How to check the period charge calculations when managing non-calendar fiscal year?

3 minute read time.

When you have a 4-4-5 calendar that is divided into several periods, fiscal year charge will be distributed over these periods. When you look at the plan simulation screen you might question how it is calculating the monthly charges.  The misunderstanding comes from the prorata “Month”. “Month” prorata option is expressed based on a calendar month, not on a fiscal period and the number of months in the depreciation context does not impact the calculation. 

Please refer to the online help page for UL straight line depreciation method under Product help, Fixed assets, Fixed assets, Assets, Depreciation method, annex document, American legislation – USA and UL – straight line 

If the fiscal year is divided into several periods, the fiscal year charge is distributed over these periods.

If the prorata temporis = ½ year or month, the holding period starts on the 1st day of the month of the depreciation start date. 

In that case the period charge is calculated as follows. 

Period charge = Fiscal year charge

                     * (Sum of p1 to pc (number of holding months in the period)

                     / Sum of p1 to pf (number of holding months in the period))

  • Depreciation total of previous periods    

p1 to pc = from the 1st holding period in the fiscal year to the current period included [1]

p1 to pf = from the 1st holding period in the fiscal year to the last holding period in the fiscal year 

[1] Unless the asset is issued in the fiscal year before this current period or if it is completely deprecated in the fiscal year before this current period… 

In this example, depreciation contexts fiscal periods are divided into several periods.

When the depreciation method = “UL” and the prorata = “Month” there are no charges for period 1 and 10 but it doubles on period 9.

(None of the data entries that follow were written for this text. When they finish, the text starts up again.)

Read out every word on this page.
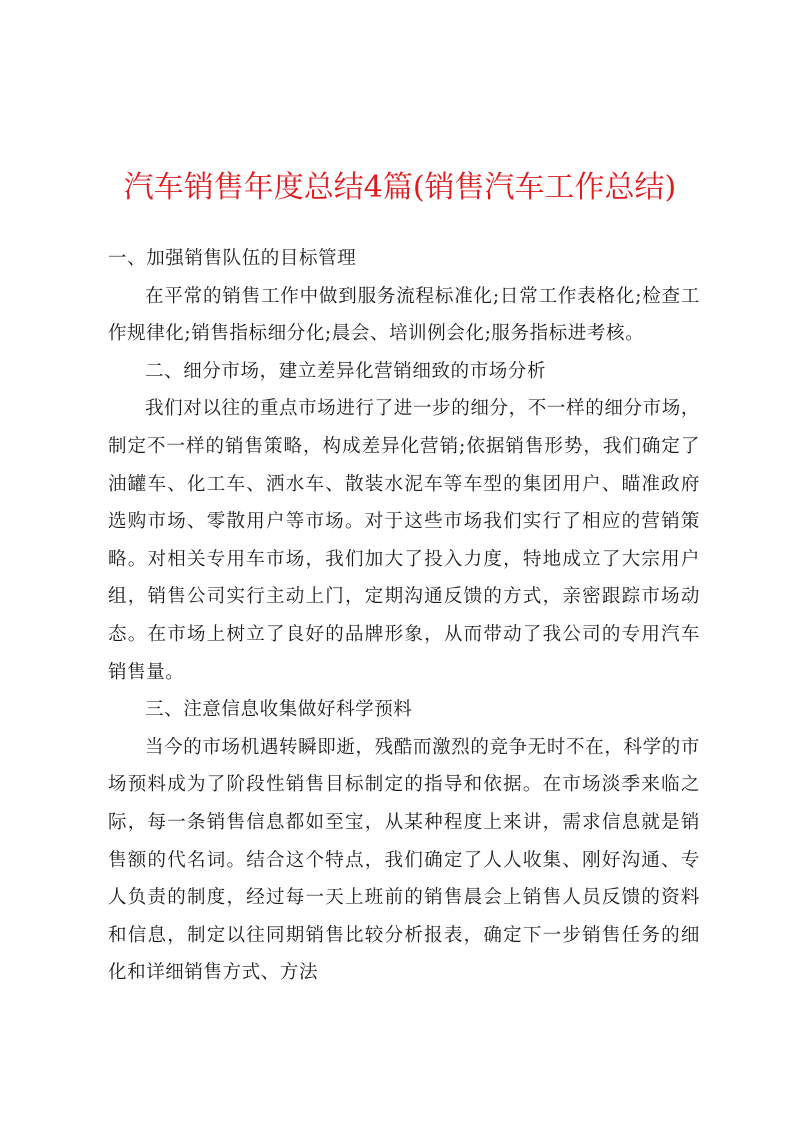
汽车销售年度总结4篇(销售汽车工作总结)

一、加强销售队伍的目标管理

在平常的销售工作中做到服务流程标准化;日常工作表格化;检查工作规律化;销售指标细分化;晨会、培训例会化;服务指标进考核。

二、细分市场，建立差异化营销细致的市场分析

我们对以往的重点市场进行了进一步的细分，不一样的细分市场，制定不一样的销售策略，构成差异化营销;依据销售形势，我们确定了油罐车、化工车、洒水车、散装水泥车等车型的集团用户、瞄准政府选购市场、零散用户等市场。对于这些市场我们实行了相应的营销策略。对相关专用车市场，我们加大了投入力度，特地成立了大宗用户组，销售公司实行主动上门，定期沟通反馈的方式，亲密跟踪市场动态。在市场上树立了良好的品牌形象，从而带动了我公司的专用汽车销售量。

三、注意信息收集做好科学预料

当今的市场机遇转瞬即逝，残酷而激烈的竞争无时不在，科学的市场预料成为了阶段性销售目标制定的指导和依据。在市场淡季来临之际，每一条销售信息都如至宝，从某种程度上来讲，需求信息就是销售额的代名词。结合这个特点，我们确定了人人收集、刚好沟通、专人负责的制度，经过每一天上班前的销售晨会上销售人员反馈的资料和信息，制定以往同期销售比较分析报表，确定下一步销售任务的细化和详细销售方式、方法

Fixed assets depreciation tab:

Plan simulation:

To understand the monthly charge better I used a free depreciation method with prorata “Day” and a single rate of 0.20.

Using the same duration and prorata = month.

The calculation will look like this where there are no zero charges for the periods.

Finally, to check the calculation, we need to set the CALTRACE (calculation log parameter level) to 9.

Note once you are done with the analysis set it back to what it was (0).

This parameter is located under Setup, General parameters, AAS chapter and CLC group.

Log file can be retrieved under TRA directory of the solution (folder) with the name “CAL_Company code”.

Each time when you click the calculation button this file will get overwritten.

I've extracted part of log to show you the depreciation calculation for the current period 1 and 2.

Period 1 [current]

01/01/2022 - 01/28/2022 [n=1]

Fiscal year charge = 70,915.82 (386,813.54 [B/S value] x 0.2 [rate] x 11 [holding duration]/12 [exercise duration])

Number of holding months in a period p1 to pc = 1

Number of holding months in the fiscal year p1 to pf = 22 (total periods in FY 2 [n=..])

Depreciation for the period P-1 + Pc = 3,223.45 (70,915.82 x1 /22)

Cumulative depreciation P-1 = 0

Period charge = 3,223.45

 

Period 2

01/29/2022 - 02/25/2022 [n=2]

Fiscal year charge = 70,915.82

Number of holding months in a period p1 to pc = 3 (n=1 + n=2)

Number of holding months in the fiscal year p1 to pf = 22

Depreciation for the period P-1 + Pc = 9,670.34 (70,915.82 x 3/22)

Cumulative depreciation P-1 = 3,223.45

Period charge = 6,446.89 (9,670.34 – 3,223.45)

 

I hope this log file will come handy when you have questions on how the system is calculating the depreciations for non-calendar fiscal years.